Disputando o papel de protagonista do esmagamento de Lula, Emílio Odebrecht apresentou-se como um dos autores da Carta ao Povo Brasileiro. Alvo de críticas severas de uma parcela importante do Partido dos Trabalhadores, na conjuntura da campanha de 2002 este documento serviu para esvaziar o ambiente de terror econômico que se procurava construir em torno de uma possível vitória de Lula, que incluia até um exótico “lulômetro” elaborado por um executivo do mercado financeiro, que pretendia associar o agravamento da crise às declarações do candidato favorito ao Planalto. Há 15 anos, o documento foi saudado, pelos adversários de hoje, como uma demonstração de “amadurecimento” do Partido dos Trabalhadores e de Lula.
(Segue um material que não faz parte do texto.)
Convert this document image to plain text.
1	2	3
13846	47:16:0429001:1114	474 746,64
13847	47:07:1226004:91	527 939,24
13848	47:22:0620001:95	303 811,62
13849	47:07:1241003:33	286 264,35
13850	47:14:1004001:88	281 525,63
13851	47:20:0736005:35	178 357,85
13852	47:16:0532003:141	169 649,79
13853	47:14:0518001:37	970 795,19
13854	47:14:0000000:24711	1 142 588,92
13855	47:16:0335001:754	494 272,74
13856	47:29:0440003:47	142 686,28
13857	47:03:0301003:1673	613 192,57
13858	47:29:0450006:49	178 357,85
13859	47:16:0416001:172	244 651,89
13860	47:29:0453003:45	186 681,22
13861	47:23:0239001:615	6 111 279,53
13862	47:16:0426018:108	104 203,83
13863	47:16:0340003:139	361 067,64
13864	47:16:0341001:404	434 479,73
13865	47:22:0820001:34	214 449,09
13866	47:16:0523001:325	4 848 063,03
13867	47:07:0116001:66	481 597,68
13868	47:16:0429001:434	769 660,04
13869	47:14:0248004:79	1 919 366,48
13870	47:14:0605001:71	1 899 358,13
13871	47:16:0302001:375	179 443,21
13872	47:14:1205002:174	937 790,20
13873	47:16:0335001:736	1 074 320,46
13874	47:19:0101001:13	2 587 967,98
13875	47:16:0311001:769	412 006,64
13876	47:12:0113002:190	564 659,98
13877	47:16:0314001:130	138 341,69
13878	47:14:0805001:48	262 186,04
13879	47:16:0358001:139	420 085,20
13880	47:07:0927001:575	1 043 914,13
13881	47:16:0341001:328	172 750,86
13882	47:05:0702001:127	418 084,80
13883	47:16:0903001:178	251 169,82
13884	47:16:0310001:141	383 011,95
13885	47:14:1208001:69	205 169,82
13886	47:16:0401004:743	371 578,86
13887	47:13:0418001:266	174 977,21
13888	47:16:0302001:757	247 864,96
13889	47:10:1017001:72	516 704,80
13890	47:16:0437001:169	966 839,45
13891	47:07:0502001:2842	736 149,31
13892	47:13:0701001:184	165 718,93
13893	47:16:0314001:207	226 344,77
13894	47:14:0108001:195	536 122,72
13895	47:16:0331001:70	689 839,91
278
No inferno de 2017, afirmação de Emílio Odebrecht é serviu para questionar a sinceridade de Lula, no esforço para transformar a Lava Jato num juízo de caráter, mudança própria dos tribunais totalitários.

Ouvido pelo 247, um dos autores da Carta reagiu inconformado com a versão do empresário: “isso é engenharia de obra feita.” No livro “Sobre Formigas e Cigarras”, onde oferece o melhor relato interno sobre a Carta, Antônio Palocci revela que o principal interlocutor, entre empresários, na redação do documento, foi João Roberto Marinho, um dos donos da Globo, que ouviu e aprovou a versão final do documento.
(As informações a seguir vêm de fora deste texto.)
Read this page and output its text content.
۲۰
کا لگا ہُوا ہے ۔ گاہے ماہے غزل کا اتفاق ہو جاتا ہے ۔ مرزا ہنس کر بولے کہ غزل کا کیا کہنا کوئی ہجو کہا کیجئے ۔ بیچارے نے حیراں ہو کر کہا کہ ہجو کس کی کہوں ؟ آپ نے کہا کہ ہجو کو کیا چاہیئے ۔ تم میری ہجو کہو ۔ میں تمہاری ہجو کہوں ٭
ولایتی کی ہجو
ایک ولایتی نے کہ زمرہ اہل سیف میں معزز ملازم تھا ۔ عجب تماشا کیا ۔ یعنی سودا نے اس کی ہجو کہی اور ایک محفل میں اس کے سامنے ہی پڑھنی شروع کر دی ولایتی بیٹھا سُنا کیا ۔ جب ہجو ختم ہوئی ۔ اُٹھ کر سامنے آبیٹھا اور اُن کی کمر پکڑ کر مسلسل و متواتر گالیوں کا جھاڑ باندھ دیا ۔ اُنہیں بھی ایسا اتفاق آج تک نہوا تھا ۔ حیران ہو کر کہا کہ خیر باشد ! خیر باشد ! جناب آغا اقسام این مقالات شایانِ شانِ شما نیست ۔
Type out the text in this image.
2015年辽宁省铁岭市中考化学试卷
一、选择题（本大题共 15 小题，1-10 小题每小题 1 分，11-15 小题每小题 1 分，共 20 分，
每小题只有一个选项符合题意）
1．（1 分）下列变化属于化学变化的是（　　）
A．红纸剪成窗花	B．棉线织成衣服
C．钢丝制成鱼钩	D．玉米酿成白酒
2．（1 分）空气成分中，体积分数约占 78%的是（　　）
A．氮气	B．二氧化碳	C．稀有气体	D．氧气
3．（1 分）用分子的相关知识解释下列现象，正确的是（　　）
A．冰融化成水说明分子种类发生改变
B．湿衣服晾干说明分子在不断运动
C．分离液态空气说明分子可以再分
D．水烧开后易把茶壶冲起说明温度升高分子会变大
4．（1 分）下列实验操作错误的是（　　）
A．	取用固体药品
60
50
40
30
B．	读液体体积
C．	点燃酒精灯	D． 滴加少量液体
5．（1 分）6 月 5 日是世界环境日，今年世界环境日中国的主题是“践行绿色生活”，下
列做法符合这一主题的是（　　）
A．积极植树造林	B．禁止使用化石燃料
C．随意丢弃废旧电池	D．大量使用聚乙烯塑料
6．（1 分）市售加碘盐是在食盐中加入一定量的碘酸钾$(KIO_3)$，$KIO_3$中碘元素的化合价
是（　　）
Mesmo quando ocorre num ambiente de salvação nacional, como se tenta criar em torno da Lava Jato — uma investigação necessária que se transformou numa ameaça a democracia — a delação de qualquer pessoa é malvista em toda parte. Como ensinou o filósofo Isaiah Berlim, os bons princípios éticos são aqueles que não atendem a nossos interesses. A delação, não custa lembrar, é uma demonstração de deslealdade, que não se apoia em nenhum compromisso ético — pois todo delator atua, em primeiro lugar, para prejudicar alguém em nome do interesse próprio.

Nos primeiros meses de sua longa preventiva, o filho Marcelo Odebrecht usava o jargão “dedurar” e disse que havia ensinado as filhas que o ato de dedurar alguém por uma falta cometida cometida poderia ser até mais grave do que a própria falta. Valores, como se diz por aí.

Deu para entender a novela de classe?